Senior Director, Model Risk Management
Midigator
Sales & Business Development
Alpharetta, GA, USA
Posted on Mar 11, 2026
Equifax is seeking a seasoned and strategic leader to join our Data and Analytics Center of Excellence as the Senior Director, Model Risk Management. This is a critical leadership role responsible for independently validating and supervising a portfolio of statistical and advanced machine learning models and analytical solutions. This individual will lead a highly talented team of validators and serve as a key consultant on model risk matters across the organization.
Leadership & Management
- Equifax has a hybrid work schedule that allows for 2 days of remote work (Monday and Friday), with 3 days onsite (Tuesday, Wednesday, Thursday) every week.
- This role reports to our office in Alpharetta, Georgia OR midtown ATL (OAC).
- This position does not offer immigration sponsorship (current or future) including F-1 STEM OPT extension support.
- This is a direct-hire role and is not open to C2C or vendors.
Leadership & Management
- Lead, manage, and mentor a high-performing team of data scientists and reviewers, providing expert oversight for both Generative AI application review and rigorous model validation projects.
- Oversee the execution of multiple complex validation projects simultaneously, from test design to final delivery and communication.
- Serve as the primary technical lead for validating GenAI safety. Direct team members in identifying and mitigating complex risks such as model hallucinations, prompt injection, and data leakage.
- Foster a culture of critical thinking, continuous improvement, and effective risk management within the team.
- Collaborate with global partners to supervise validation projects, ensuring a consistent and technically sound approach to AI/Model Risk Management across non-direct reporting lines
- Lead and perform independent, deep-dive validations of complex models, focusing on the end-to-end design, implementation, and performance of Generative AI applications alongside traditional statistical models.
- Conduct deep-dive research into emerging analytical techniques and "LLM-as-a-judge" evaluation methods to stay ahead of the curve in validating Agentic AI and other non-deterministic systems.
- Develop and execute comprehensive validation test designs to assess model soundness and identify potential risks.

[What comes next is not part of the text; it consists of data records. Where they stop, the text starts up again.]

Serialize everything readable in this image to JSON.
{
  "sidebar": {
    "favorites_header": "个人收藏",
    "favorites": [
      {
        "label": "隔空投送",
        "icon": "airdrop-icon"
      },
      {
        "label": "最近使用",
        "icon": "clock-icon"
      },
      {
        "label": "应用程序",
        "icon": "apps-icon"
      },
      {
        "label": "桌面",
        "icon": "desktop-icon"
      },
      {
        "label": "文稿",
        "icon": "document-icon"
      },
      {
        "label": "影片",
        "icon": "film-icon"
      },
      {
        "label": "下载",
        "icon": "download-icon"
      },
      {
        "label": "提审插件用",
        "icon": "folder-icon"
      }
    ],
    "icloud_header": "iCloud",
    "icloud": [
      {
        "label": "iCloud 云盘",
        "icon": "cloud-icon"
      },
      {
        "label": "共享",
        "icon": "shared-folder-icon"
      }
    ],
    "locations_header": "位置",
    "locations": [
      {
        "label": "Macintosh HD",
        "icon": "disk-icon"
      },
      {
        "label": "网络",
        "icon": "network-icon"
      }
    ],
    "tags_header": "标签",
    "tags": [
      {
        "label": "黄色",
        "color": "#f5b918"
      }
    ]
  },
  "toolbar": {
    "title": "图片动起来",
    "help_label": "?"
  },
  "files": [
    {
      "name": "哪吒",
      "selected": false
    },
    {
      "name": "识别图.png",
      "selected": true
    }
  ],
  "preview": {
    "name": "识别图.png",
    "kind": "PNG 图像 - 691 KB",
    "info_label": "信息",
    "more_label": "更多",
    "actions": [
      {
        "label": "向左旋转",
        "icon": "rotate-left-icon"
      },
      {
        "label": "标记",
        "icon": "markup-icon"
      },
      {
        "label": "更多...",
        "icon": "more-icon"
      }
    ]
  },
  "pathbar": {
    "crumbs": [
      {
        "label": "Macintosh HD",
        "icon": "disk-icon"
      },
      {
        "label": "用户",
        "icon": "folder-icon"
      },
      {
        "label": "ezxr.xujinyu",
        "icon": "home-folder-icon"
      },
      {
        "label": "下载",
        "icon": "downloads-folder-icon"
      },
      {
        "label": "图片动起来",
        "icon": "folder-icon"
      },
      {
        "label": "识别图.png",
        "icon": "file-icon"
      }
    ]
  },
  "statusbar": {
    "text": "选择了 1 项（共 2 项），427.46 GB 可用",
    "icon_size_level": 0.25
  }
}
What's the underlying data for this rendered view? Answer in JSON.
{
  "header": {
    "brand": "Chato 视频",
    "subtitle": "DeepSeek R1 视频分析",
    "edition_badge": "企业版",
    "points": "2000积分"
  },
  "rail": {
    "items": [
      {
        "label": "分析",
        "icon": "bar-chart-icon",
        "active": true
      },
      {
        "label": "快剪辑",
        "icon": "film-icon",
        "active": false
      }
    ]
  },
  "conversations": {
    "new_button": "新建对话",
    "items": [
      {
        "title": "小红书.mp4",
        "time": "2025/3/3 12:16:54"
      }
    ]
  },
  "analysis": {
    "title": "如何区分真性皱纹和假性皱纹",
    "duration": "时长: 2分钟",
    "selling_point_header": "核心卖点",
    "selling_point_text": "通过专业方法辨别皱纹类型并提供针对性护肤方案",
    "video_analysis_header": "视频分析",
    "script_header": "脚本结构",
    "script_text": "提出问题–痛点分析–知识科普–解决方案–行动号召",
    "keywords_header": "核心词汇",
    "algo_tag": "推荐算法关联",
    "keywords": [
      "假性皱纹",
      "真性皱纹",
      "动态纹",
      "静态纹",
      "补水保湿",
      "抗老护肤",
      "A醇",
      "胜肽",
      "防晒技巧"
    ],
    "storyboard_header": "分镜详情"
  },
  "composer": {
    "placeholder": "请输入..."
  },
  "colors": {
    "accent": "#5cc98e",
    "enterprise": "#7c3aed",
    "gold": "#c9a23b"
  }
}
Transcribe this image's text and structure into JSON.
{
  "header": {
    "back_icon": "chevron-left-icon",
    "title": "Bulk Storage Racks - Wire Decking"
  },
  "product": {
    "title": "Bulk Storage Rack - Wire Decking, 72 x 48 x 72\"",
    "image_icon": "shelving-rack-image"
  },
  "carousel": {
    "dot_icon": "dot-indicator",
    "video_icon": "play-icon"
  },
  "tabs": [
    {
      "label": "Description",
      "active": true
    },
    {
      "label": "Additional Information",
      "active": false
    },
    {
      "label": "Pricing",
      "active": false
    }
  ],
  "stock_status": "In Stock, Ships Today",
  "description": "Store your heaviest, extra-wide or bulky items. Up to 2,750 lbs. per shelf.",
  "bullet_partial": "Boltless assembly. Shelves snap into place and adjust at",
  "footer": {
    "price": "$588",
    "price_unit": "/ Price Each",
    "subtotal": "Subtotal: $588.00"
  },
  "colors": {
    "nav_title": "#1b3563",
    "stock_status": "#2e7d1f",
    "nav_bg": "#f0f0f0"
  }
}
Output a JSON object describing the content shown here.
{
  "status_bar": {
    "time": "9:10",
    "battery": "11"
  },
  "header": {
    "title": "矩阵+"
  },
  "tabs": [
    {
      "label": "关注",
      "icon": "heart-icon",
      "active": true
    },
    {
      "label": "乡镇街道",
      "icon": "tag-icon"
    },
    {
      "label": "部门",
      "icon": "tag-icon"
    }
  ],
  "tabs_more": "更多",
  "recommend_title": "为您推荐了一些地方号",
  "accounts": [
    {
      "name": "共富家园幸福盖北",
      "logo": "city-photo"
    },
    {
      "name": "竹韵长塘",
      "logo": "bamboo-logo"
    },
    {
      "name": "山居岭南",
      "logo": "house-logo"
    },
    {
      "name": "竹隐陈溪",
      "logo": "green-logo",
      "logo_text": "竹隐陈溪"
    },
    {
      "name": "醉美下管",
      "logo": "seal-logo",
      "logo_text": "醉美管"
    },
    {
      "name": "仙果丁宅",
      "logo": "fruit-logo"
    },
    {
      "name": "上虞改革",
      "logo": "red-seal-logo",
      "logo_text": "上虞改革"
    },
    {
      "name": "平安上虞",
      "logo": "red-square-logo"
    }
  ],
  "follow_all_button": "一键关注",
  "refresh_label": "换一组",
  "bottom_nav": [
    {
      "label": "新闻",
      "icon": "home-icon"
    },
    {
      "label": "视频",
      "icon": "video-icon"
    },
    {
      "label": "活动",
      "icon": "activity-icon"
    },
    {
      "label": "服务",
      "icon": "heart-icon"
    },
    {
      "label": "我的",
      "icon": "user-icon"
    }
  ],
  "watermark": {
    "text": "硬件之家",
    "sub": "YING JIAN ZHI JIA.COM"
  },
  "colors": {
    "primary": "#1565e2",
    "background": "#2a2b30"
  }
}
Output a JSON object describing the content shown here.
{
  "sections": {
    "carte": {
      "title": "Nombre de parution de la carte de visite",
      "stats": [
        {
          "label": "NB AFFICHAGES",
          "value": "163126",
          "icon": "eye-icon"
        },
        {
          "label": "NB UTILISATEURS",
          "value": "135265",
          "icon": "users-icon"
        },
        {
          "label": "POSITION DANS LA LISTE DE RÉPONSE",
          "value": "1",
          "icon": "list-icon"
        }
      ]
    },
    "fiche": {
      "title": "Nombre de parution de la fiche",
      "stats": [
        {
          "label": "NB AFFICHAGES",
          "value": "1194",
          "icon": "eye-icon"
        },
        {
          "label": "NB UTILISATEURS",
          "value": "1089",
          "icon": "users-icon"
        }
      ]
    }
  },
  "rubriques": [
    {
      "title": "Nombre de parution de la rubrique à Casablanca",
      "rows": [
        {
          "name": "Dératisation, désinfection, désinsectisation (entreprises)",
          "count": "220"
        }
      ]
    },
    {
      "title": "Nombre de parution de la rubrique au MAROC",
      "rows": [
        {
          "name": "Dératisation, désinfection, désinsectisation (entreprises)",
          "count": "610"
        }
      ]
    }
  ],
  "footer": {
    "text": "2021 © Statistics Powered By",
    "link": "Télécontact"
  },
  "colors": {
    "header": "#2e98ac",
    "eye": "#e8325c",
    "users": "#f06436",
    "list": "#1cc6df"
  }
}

- Critically assess the completeness and accuracy of model documentation, code, and marketing materials.
- Develop and implement innovative validation approaches for complex and nontraditional models, including those with unstructured data and unique risk profiles.
- Serve as a trusted advisor to model developers, engineers, and business owners, providing expert guidance on model design, development and AI safety-by-design.
- Review and provide guidance on model monitoring plans and ongoing performance reports.
- Drive the enhancement of Model Risk Management procedures and standards to align with evolving regulatory requirements and industry best practices
- Collaborate with key stakeholders across the organization, including marketing, technology, legal, compliance, and business owners, to ensure a robust model risk governance framework.
- Respond to and manage inquiries from clients, internal auditors, and regulators regarding model risk matters.
- Master’s degree in a quantitative field such as statistics, data science, computer science, mathematics, economics, or finance. A PhD is strongly preferred.
- 7- 10 years of industry experience in predictive modeling, data science, or a related quantitative field. Prior experience with credit risk model development and/or validation is highly preferred.
- A minimum of 3 years of experience managing a highly talented team with 6 or more direct reports is preferred.
- Strong knowledge of and hands-on experience with a broad spectrum of modeling techniques, ranging from traditional statistical methods (e.g., Logistic Regression, Time Series, XGBoost) to advanced architecture including Deep Neural Networks.
- Generative AI, and Agentic AI frameworks are highly preferred.
- Extensive experience with Big Data environments and advanced computational processes.
- Demonstrated experience with model risk management and/or compliance is highly preferred.
- Proven ability to quickly grasp complex concepts and identify potential model issues or validation gaps.
- Proficiency with programming languages such as SAS, SQL, R, Python, Scala, and Spark.
- Hands-on experience with UNIX/LINUX and Google cloud environments.
- Experience as a Data Scientist in the banking industry.
- Exceptional critical thinking, problem-solving, and analytical skills.
- Excellent interpersonal, networking, verbal, and written communication skills, with a proven ability to write and edit high-quality technical reports.
- Highly detail-oriented, proactive, and efficient.